Frauen stehen heute alle Möglichkeiten offen. Sie haben die Freiheit, ihre eigenen Lebensentscheide zu treffen und die Modelle zu wählen, die am besten zu ihnen passen. Von der Wahl ihres Studiums bis hin zur Übernahme jedes erdenklichen Berufs haben Frauen die gleichen Möglichkeiten wie Männer. Man könnte denken, sie sollten doch zufrieden sein.

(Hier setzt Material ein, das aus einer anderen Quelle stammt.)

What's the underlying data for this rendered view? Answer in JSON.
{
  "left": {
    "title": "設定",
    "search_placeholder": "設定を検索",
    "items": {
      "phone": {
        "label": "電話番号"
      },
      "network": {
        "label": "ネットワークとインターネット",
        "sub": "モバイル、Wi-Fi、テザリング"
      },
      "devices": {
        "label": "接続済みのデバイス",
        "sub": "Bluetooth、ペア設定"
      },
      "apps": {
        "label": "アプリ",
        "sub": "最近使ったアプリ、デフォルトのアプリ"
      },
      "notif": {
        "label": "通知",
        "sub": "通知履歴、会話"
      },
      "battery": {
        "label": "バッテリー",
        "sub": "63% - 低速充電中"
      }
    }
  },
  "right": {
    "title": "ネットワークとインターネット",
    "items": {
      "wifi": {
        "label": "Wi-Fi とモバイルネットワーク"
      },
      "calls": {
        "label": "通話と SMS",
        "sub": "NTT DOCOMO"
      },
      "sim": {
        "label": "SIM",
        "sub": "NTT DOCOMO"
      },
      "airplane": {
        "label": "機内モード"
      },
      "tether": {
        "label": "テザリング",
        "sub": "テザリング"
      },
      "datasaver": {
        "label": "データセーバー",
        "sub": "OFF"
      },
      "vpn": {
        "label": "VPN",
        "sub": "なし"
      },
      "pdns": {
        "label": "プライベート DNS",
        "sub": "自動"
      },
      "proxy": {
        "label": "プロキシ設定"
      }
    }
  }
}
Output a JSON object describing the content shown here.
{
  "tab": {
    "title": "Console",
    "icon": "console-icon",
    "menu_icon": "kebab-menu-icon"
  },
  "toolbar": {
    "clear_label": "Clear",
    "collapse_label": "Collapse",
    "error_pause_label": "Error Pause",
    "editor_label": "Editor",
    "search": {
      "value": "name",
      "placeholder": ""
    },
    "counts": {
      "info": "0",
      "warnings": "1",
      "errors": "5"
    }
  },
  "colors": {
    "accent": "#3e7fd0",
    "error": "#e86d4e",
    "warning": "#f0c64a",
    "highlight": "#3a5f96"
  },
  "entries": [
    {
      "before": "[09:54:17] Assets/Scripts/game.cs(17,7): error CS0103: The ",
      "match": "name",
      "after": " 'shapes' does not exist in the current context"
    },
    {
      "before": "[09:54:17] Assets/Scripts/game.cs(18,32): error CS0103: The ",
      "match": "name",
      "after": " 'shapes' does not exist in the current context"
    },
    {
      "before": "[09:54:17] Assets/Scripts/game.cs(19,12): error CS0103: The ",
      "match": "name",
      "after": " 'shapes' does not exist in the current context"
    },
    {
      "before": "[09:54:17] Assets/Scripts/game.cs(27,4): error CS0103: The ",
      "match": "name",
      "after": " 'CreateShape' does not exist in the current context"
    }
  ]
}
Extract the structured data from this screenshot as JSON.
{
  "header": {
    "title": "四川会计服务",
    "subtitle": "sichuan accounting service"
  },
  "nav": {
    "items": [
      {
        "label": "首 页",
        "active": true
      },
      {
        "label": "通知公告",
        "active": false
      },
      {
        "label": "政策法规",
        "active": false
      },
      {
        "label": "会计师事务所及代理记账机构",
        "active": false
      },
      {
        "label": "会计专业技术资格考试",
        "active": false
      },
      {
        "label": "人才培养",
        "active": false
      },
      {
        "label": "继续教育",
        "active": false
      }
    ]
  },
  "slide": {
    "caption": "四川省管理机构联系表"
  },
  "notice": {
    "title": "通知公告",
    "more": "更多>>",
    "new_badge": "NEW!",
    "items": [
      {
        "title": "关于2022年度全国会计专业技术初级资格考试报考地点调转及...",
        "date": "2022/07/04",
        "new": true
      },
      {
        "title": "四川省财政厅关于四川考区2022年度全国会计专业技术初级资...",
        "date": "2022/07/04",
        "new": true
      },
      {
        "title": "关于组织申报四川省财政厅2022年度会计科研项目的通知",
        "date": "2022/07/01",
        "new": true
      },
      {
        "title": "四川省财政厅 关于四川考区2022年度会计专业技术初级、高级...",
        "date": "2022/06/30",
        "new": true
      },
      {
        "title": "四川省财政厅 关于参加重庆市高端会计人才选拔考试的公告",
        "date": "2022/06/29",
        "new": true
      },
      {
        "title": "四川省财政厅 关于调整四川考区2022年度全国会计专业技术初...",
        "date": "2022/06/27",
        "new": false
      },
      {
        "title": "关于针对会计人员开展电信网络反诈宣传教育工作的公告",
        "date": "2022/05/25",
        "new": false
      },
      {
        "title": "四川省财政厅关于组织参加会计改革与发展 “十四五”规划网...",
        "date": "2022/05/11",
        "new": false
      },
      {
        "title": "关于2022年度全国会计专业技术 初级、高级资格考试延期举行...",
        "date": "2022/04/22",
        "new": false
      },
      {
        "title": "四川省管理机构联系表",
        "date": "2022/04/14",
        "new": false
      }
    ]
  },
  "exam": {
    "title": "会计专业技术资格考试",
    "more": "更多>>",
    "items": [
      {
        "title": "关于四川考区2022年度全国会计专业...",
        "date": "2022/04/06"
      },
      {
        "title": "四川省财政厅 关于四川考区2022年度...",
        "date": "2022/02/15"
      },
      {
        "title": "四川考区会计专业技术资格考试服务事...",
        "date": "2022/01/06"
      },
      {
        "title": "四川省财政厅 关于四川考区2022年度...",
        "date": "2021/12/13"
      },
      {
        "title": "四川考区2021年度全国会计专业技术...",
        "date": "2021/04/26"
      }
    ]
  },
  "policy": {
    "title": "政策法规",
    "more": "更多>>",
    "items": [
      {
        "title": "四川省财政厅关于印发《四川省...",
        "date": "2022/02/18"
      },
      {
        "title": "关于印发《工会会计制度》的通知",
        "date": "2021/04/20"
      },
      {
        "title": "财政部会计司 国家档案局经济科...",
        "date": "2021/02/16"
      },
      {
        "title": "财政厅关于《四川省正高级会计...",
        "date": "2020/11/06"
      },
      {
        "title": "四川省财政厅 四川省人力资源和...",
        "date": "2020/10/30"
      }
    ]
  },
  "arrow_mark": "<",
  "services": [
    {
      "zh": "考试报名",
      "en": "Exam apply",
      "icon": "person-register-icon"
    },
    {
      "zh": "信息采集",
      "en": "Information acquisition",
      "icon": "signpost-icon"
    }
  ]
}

Dem ist nicht so. Untersuchungen über Jahre hinweg belegen, dass Frauen immer unglücklicher werden. Betsey Stevenson und Justin Wolfers stellten in ihrer Studie «Das Paradox des sinkenden Glücks von Frauen» (2009) fest, dass dieser Trend in allen Industrieländern zu beobachten ist. Besonders mit fortschreitendem Alter nimmt die weibliche Zufriedenheit ab. Anders als bei den Männern.

Experten erklären das Phänomen unter anderem damit, dass Frauen im fortgeschrittenen Alter mehr von Jobunsicherheit betroffen sind, auch mit Blick auf die Herausforderungen alleinerziehender Mütter. Hinzu kommt, dass die grosse Auswahl an Möglichkeiten oft zu Überforderung und Druck führt. Wir kennen es: Wenn unsere Optionen begrenzt sind, fällt es uns leichter, eine Entscheidung zu treffen. Ist die Auswahl hingegen endlos, steigt der Druck, die perfekte Wahl zu treffen, und Zweifel kommen auf. Die moderne Lebensweise führt paradoxerweise zu mehr Unzufriedenheit.

Glamouröse Ladys sind ständig auf Reisen und haben trotzdem für alles Zeit: Mann, Kinder, Selbstfürsorge.

Diese Faktoren spielen sicher eine Rolle, ich aber habe noch eine andere Erklärung. Einerseits haben wir den Einfluss von Social Media, wo uns glamouröse Ladys ein perfektes Leben vorgaukeln. Sie sind ständig auf Reisen, scheinen übermässig erfolgreich. Und trotzdem haben sie für alles Zeit: Mann, Kinder, Selbstfürsorge. Oft ist es aber nur eine Fassade. Es sind die zwei besten Minuten ihres Tages, die sie auf Instagram präsentieren. Doch viele Frauen vergleichen sich und denken, dass andere alles perfekt im Griff haben und sie selbst unzureichend sind.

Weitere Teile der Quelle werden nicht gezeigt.